A ordem anterior foi quebrada
e, por castigo, o dom de integridade, aquele equilíbrio perfeito,
foi-lhe retirado. Como resultante, toda a sua descendência – mesmo sendo
lavada do pecado original pelo Batismo – permanece com o efeito
evidente desse pecado em sua natureza.(5)
São Francisco
de Sales afirma haver ficado nossa vontade facilmente sujeita aos
caprichos dos apetites inferiores: “o pecado enfraqueceu mais a vontade
humana do que obscureceu o entendimento, e a rebelião do apetite
sensual, a que chamamos de concupiscência, perturba certamente o
entendimento, mas é contra a vontade, que ele excita principalmente à
revolta”.(6)
Contudo,
assevera Sertillanges, a vontade não pode deixar de querer o bem no seu
sentido universal, pois é ele seu objeto próprio enquanto natureza. “A
isso a vontade não pode escapar, e como toda ação não é, no fundo, mais
que uma manifestação da natureza, em toda ação que é fruto da vontade,
pode-se ver a marca do bem e sua influência”.(7)
Portanto, ainda quando o
homem peca, dá ao pecado uma aparência de bem, pois “o mal nunca é amado
senão sob a razão de bem, isto é, enquanto é um bem relativo apreendido
como um bem absoluto”.(8) E acrescenta São Tomás: “é desta maneira que o
homem ama a iniquidade, enquanto que por ela alcança um certo bem, como o
prazer, o dinheiro ou coisa semelhante”.(9)

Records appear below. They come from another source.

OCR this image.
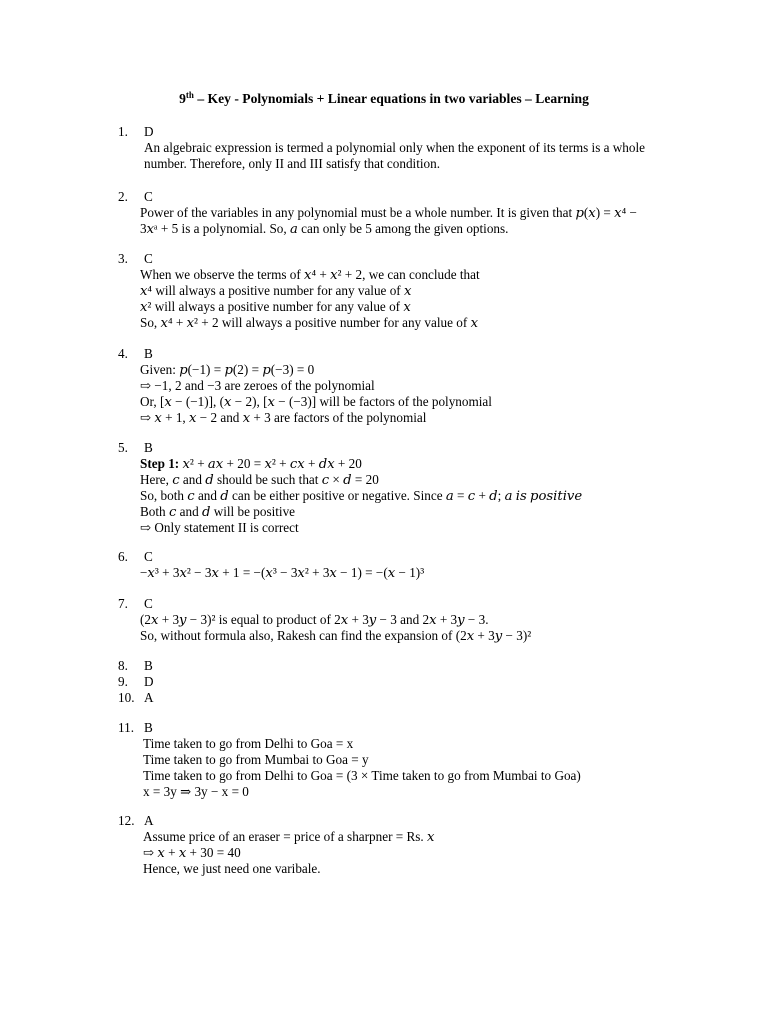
9th – Key - Polynomials + Linear equations in two variables – Learning
1.	D
An algebraic expression is termed a polynomial only when the exponent of its terms is a whole
number. Therefore, only II and III satisfy that condition.
2.	C
Power of the variables in any polynomial must be a whole number. It is given that 𝑝(𝑥) = 𝑥⁴ −
3𝑥ᵃ + 5 is a polynomial. So, 𝑎 can only be 5 among the given options.
3.	C
When we observe the terms of 𝑥⁴ + 𝑥² + 2, we can conclude that
𝑥⁴ will always a positive number for any value of 𝑥
𝑥² will always a positive number for any value of 𝑥
So, 𝑥⁴ + 𝑥² + 2 will always a positive number for any value of 𝑥
4.	B
Given: 𝑝(−1) = 𝑝(2) = 𝑝(−3) = 0
⇨ −1, 2 and −3 are zeroes of the polynomial
Or, [𝑥 − (−1)], (𝑥 − 2), [𝑥 − (−3)] will be factors of the polynomial
⇨ 𝑥 + 1, 𝑥 − 2 and 𝑥 + 3 are factors of the polynomial
5.	B
Step 1: 𝑥² + 𝑎𝑥 + 20 = 𝑥² + 𝑐𝑥 + 𝑑𝑥 + 20
Here, 𝑐 and 𝑑 should be such that 𝑐 × 𝑑 = 20
So, both 𝑐 and 𝑑 can be either positive or negative. Since 𝑎 = 𝑐 + 𝑑; 𝑎 𝑖𝑠 𝑝𝑜𝑠𝑖𝑡𝑖𝑣𝑒
Both 𝑐 and 𝑑 will be positive
⇨ Only statement II is correct
6.	C
−𝑥³ + 3𝑥² − 3𝑥 + 1 = −(𝑥³ − 3𝑥² + 3𝑥 − 1) = −(𝑥 − 1)³
7.	C
(2𝑥 + 3𝑦 − 3)² is equal to product of 2𝑥 + 3𝑦 − 3 and 2𝑥 + 3𝑦 − 3.
So, without formula also, Rakesh can find the expansion of (2𝑥 + 3𝑦 − 3)²
8.	B
9.	D
10. A
11. B
Time taken to go from Delhi to Goa = x
Time taken to go from Mumbai to Goa = y
Time taken to go from Delhi to Goa = (3 × Time taken to go from Mumbai to Goa)
x = 3y ⇒ 3y − x = 0
12. A
Assume price of an eraser = price of a sharpner = Rs. 𝑥
⇨ 𝑥 + 𝑥 + 30 = 40
Hence, we just need one varibale.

Para que a vontade humana seja boa deve conformar-se com a divina
Pelo fato de
ser esclarecido por uma inteligência ordenada ao universal, o desejo da
vontade naturalmente é, de certo modo, infinito, por causa da infinitude
do seu objeto. Em face de qualquer bem limitado, conforme nos elucida
Garrigou-Lagrange, “a inteligência, verificando imediatamente o limite,
concebe um bem superior e, naturalmente, esse bem é desejado pela
vontade”.(10)
Ora, se a
vontade não dirige o enorme ímpeto do seu querer – um amor espiritual a
Deus -, acaba transferindo toda a amplitude deste aos bens sensíveis.

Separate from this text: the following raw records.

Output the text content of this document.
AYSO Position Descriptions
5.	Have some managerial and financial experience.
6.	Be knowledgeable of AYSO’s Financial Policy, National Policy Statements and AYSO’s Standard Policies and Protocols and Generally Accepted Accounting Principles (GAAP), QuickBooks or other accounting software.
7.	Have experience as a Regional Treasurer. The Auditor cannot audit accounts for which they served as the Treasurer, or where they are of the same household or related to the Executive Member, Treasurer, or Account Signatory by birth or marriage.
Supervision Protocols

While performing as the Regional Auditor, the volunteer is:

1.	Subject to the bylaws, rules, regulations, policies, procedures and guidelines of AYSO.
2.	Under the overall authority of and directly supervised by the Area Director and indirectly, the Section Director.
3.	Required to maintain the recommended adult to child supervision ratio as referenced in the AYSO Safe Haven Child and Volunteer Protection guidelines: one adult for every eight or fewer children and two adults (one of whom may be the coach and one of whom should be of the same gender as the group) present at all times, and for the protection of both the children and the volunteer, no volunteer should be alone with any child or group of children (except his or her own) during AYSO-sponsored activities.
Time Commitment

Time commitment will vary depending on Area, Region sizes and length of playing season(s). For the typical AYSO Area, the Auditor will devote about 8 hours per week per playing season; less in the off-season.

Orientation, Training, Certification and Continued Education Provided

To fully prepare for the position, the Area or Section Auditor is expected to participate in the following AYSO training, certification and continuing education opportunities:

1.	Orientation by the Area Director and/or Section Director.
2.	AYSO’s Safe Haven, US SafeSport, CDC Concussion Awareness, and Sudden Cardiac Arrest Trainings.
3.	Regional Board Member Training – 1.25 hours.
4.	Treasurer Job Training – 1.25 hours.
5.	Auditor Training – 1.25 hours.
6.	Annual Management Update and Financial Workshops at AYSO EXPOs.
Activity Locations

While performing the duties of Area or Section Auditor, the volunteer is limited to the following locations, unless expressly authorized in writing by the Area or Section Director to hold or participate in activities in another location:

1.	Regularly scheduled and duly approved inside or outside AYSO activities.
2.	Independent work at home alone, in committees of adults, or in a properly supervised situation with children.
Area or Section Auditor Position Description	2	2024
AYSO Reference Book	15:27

Mas como tem desejo de infinito, passa a ser atraída por um abismo
implacável: “a concupiscência que não é natural, a do homem depravado,
não tem limites, porque, pela sua inteligência, ele concebe sempre novas
riquezas e novos prazeres; daí vêm, por vezes, as querelas sem fim
entre os indivíduos e as guerras intermináveis entre os povos. O
avarento é insaciável, assim como o homem do prazer ou aquele que aspira
sempre a dominar”.(11)
Para ser boa,
diz São Tomás, a vontade humana deve atingir sua própria medida,
conformando-se com a vontade divina. Isto porque “aquilo que é primeiro
em qualquer gênero é a medida e a razão de tudo que é desse gênero”.(12) O
cerne do ideal moral consiste nessa conformidade e constitui a maior
prova da nossa vontade.
“A
conformidade mais real, mais íntima, mais profunda”, observa Tanquerey,
“é a que existe entre duas vontades”.(13) E Deus quer estabelecer conosco
exatamente essa estreita afinidade. Em sua bondade, Ele também nos
fornece, no Evangelho, um exemplo vivo, sublime e insuperável de como
atingir esta feliz condição.
“Não se faça o que eu quero, mas sim o que tu queres”.
A rica
variação entre os relatos dos Santos Evangelistas é, sobretudo, evidente
quanto aos textos sobre a Paixão de Nosso Senhor Jesus Cristo. O
Evangelho de São Mateus, por exemplo, ao descrever a agonia de Cristo no
Horto de Getsêmani, é o único a mencionar três súplicas distintas –
embora essencialmente idênticas -, feitas por Nosso Senhor.
“Adiantou-se
um pouco e, prostrando-se com a face por terra, assim rezou: ‘Meu Pai,
se é possível, afasta de mim este cálice! Todavia não se faça o que eu
quero, mas sim o que tu queres'” (Mt 26, 39). Depois de interromper sua
oração para admoestar e chamar à oração os discípulos que se encontravam
dormindo, “afastou-se pela segunda vez e orou, dizendo: ‘Meu Pai, se
não é possível que este cálice passe sem que eu o beba, faça-se a tua
vontade!'” (Mt 26, 42). A seguir, ao achar seus três companheiros
novamente dormindo, “deixou-os e foi orar pela terceira vez, dizendo as
mesmas palavras” (Mt 26, 44).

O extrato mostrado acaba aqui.